CULTURE

Jane Fonda Teams With Gagosian to Fight Climate Change

At the Art for a Safe & Healthy California event in Los Angeles, the actress discussed how she avoids going down “a rabbit hole of despair”: activism.

by Jocelyn Silver

Jane Fonda
Virisa Yong/BFA.com

Who says no to Jane Fonda? The answer—according to art dealer Larry Gagosian, John Legend, and a medley of artists, politicians, celebrities, and various other masters of the universe—is no one.

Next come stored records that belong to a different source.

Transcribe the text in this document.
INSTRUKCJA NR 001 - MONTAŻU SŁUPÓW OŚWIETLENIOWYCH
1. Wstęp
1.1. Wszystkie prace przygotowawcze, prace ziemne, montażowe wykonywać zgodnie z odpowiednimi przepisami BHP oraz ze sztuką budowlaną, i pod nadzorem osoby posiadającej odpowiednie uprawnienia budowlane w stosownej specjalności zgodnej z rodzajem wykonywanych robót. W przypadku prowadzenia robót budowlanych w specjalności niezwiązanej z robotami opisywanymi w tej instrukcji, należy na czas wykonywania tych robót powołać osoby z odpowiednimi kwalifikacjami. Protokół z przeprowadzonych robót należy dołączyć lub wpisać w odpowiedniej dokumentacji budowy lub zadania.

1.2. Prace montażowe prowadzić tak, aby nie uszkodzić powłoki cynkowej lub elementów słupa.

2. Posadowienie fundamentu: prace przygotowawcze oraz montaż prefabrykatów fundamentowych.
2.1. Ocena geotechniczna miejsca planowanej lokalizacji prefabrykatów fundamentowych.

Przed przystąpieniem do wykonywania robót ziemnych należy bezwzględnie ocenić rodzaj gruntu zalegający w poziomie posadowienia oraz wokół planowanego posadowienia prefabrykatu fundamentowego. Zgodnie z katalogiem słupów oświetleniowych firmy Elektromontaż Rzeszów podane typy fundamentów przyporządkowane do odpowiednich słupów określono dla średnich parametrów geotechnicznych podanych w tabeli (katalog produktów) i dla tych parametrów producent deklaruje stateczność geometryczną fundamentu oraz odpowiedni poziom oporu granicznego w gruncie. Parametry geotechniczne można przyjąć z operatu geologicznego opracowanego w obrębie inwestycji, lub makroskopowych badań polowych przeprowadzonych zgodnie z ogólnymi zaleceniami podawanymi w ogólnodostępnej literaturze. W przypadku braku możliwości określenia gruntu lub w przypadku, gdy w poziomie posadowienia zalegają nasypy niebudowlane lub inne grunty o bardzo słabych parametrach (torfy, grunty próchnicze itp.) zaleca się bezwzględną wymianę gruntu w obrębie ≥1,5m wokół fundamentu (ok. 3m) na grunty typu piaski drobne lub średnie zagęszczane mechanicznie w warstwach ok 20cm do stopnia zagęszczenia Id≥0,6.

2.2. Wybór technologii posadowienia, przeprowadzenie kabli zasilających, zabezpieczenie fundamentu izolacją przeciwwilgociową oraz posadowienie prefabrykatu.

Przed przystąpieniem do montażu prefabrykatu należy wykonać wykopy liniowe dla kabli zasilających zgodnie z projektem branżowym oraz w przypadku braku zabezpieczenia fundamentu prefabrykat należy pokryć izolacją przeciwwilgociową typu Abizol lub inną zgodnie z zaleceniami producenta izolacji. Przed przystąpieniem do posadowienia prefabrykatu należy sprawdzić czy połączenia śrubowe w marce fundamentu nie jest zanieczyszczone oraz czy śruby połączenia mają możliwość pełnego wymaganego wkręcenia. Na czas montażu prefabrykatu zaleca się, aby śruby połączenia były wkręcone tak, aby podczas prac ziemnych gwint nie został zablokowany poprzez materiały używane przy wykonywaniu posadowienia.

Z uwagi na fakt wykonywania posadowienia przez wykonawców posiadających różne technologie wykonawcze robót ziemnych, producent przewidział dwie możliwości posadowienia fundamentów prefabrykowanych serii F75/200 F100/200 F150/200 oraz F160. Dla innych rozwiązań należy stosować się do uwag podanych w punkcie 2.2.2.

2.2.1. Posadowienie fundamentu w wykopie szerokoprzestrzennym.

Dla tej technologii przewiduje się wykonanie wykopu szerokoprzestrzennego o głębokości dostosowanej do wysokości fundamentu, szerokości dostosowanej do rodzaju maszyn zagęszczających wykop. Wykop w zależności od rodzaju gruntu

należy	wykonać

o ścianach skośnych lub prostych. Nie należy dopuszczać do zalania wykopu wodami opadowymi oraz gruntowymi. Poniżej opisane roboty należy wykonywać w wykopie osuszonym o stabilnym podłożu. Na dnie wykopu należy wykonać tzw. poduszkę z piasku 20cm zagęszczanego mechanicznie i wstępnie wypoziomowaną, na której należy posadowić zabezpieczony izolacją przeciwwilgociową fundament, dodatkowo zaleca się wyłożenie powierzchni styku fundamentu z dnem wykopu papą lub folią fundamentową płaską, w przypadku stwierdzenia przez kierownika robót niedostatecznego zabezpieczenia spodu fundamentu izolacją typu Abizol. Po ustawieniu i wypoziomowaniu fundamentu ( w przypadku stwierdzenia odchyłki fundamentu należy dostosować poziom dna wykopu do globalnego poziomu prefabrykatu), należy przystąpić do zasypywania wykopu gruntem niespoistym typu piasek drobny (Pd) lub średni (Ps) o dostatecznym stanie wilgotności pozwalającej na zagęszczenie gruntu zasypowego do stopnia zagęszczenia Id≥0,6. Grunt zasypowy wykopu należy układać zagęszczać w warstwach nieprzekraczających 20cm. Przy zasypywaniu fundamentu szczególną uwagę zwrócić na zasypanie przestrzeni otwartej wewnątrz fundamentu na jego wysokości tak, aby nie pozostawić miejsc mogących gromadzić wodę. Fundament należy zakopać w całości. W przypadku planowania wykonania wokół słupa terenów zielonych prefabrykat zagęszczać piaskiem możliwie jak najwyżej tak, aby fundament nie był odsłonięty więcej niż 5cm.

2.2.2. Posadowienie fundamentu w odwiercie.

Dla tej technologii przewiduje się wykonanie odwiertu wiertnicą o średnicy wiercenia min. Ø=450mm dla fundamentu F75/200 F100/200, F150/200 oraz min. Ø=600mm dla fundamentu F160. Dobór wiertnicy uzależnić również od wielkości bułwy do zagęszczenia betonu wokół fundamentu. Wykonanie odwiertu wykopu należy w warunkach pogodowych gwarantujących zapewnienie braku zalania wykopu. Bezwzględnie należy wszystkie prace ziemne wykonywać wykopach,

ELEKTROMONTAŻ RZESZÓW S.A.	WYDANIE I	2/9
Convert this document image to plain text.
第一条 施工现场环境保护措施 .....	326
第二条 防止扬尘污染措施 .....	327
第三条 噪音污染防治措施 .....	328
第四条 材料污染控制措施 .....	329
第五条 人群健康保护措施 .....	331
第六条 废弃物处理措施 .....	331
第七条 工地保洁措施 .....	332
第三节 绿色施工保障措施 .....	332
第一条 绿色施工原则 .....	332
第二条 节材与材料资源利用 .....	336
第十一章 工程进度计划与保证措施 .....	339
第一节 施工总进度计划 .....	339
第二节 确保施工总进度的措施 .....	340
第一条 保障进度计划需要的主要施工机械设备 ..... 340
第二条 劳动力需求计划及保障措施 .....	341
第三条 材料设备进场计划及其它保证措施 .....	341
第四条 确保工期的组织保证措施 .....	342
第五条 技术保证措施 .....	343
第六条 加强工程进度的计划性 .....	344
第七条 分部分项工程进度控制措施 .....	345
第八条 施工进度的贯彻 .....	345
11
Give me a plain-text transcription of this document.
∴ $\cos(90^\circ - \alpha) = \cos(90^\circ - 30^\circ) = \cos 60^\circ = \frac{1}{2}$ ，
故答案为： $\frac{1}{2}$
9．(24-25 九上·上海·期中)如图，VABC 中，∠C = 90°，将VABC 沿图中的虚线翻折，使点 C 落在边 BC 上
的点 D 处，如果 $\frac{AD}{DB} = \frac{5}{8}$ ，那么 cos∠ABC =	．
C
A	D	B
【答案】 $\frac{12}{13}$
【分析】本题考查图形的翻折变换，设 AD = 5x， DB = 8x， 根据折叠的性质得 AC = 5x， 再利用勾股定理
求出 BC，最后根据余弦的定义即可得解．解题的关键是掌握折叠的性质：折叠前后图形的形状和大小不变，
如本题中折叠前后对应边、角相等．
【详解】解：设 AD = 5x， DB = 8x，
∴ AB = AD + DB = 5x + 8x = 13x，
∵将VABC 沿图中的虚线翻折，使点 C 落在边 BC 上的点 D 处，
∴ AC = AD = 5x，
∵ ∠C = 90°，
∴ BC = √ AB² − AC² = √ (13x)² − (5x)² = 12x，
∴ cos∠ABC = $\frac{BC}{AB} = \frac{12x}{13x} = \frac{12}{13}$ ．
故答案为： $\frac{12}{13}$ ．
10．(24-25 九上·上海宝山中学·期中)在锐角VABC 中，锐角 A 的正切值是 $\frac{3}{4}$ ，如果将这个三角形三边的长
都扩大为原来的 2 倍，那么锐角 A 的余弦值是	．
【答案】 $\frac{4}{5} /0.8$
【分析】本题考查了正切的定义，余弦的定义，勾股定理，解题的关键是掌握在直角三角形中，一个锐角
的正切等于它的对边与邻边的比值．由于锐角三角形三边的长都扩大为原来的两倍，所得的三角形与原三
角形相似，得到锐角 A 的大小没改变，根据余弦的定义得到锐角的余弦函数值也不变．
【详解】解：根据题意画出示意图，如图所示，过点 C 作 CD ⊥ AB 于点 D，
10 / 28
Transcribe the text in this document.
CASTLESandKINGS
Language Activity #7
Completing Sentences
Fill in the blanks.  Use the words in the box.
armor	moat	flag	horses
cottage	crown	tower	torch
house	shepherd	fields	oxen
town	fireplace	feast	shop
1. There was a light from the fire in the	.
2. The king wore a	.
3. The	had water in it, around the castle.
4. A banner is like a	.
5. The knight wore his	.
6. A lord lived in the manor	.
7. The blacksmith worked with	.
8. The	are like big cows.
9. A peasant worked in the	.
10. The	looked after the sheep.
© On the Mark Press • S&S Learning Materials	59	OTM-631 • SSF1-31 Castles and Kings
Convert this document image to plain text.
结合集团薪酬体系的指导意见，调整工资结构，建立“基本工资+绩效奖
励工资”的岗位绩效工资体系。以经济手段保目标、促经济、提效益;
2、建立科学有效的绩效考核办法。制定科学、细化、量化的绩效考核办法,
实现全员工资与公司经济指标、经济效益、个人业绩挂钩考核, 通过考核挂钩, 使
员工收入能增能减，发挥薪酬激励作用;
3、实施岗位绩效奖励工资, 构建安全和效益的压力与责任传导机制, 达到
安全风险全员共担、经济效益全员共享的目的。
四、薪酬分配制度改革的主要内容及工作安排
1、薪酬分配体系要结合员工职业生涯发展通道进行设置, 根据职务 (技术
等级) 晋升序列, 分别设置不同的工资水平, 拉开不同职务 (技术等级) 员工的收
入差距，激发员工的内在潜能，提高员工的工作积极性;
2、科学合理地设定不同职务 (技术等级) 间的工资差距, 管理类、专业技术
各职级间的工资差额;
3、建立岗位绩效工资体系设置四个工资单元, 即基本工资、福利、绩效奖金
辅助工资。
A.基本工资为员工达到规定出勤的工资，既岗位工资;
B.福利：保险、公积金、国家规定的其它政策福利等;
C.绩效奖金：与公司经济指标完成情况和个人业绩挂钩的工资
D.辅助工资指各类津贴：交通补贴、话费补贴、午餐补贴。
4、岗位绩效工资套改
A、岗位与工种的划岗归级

On April 9th, Fonda, along with Gagosian, philanthropist Aileen Getty, and Democratic Party mega-donors Susie and Mark Buell, hosted a sold-out fund-raiser and art auction preview at Gagosian’s Beverly Hills gallery, complete with a live performance from Legend. “I’m not used to charging people to come to my gallery,” Gagosian said in a speech during the event. “But it’s an idea that I think has some merit.”

Celebrity guests included Chelsea Handler, Judd Apatow and Leslie Mann, Maria Shriver, and cohosts Legend and Chrissy Teigen, whom W caught by an ice sculpture-cum-caviar display. Teigen confirmed that, when offered caviar, they both like to eat it with potato chips, which is definitely the best way to consume caviar, blinis be damned. “But John eats caviar like the guy on Curb Your Enthusiasm, where he takes 10 scoops of it,” she said. “And then I’m the Larry David, being like ‘you cannot be taking that much caviar from an event. This is for the public. It’s not okay.’ He does, like, an ice cream scoop of caviar.”

“That’s my ratio,” Legend added. “More caviar.” Like Christian Slater, he goes over his allotment.

Chrissy Teigen and John Legend

Virisa Yong/BFA.com

But the fund-raiser, while very glamorous, was not all about the (excellent) canapés. Called Art for a Safe and Healthy California, the benefit served to drum up support and awareness for the grassroots organization’s campaign, which is dedicated to fighting Big Oil. Their focus lies with SB1137, a law that creates buffer zones (called “setbacks”) of at least 3,200 feet between oil drilling and residential communities. California governor Gavin Newsom signed the bill into law back in 2022—and within days, oil companies began campaigning for a referendum, which will appear on the ballot in November. And so Fonda, joined by Newsom and former California Governator Arnold Schwarzenegger, is campaigning to keep the law on the books.

Fonda, a Hollywood icon whose history of activism goes all the way back to the 1960s, has no patience for malaise when it comes to climate change. “It’s when you do something that the despair disappears,” she said. “As long as I’m doing everything I possibly can, then I don’t go down a rabbit hole of despair.”

Activist Nalleli Cobo, Jane Fonda, and philanthropist Wendy Schmidt.

Virisa Yong/BFA.com

Doing everything she “possibly can” is anything but an empty platitude for Fonda, who exudes energy and passion when it comes to the causes she cares about—she was even arrested five times in Washington D.C. during her climate-focused “Fire Drill Fridays” protests in 2019, at the age of 81. “Greta Thunberg has a quote that I love,” she said. “‘Everybody goes looking for hope. No, look for action, and hope will come.’”

Fonda has been campaigning for setbacks for a long time (“I mean a long time,” she said. “For many, many decades”).

“I thought, ‘Well, selling art can make a lot of money,’” she said. “So, I started asking artists to donate.”

The result is an auction, with works on offer at a day sale at Christie’s in May and a selling exhibition at Gagosian later this summer, featuring work from 30 marquee artists, including Charles Gaines, Frank Gehry (a benefit cohost), Alex Israel, Marilyn Minter, Catherine Opie, Ed Ruscha, Kenny Scharf, Hank Willis Thomas, and legendary restaurateur Michael Chow, whose Los Angeles outpost of his restaurant Mr. Chow’s is located just down the street from Gagosian.

Artist Nathaniel Mary Quinn agreed to participate in the auction after meeting Fonda at LACMA Gala. “The oil wells happen to be built in a close vicinity of materially disadvantaged communities, especially communities of color,” he noted. “And those oil wells, when you’re drilling, release carcinogens and toxins into the air that cause cancer.”

For her part, Opie—in addition to her deeply respected art practice—is a longtime environmental activist who feels this fight personally: her grandson grew up near an oil well in South Central Los Angeles, and now suffers from asthma. After a call from Fonda, Opie said that she “went over to her house and sat with her and we discussed this initiative. I mentioned a lot of other artists that I felt would come aboard, and I was happy to choose a work of art to help California become even more ecologically sound.”

“Jane’s house is really lovely,” she added. “She offers you a wonderful array of potential beverages.”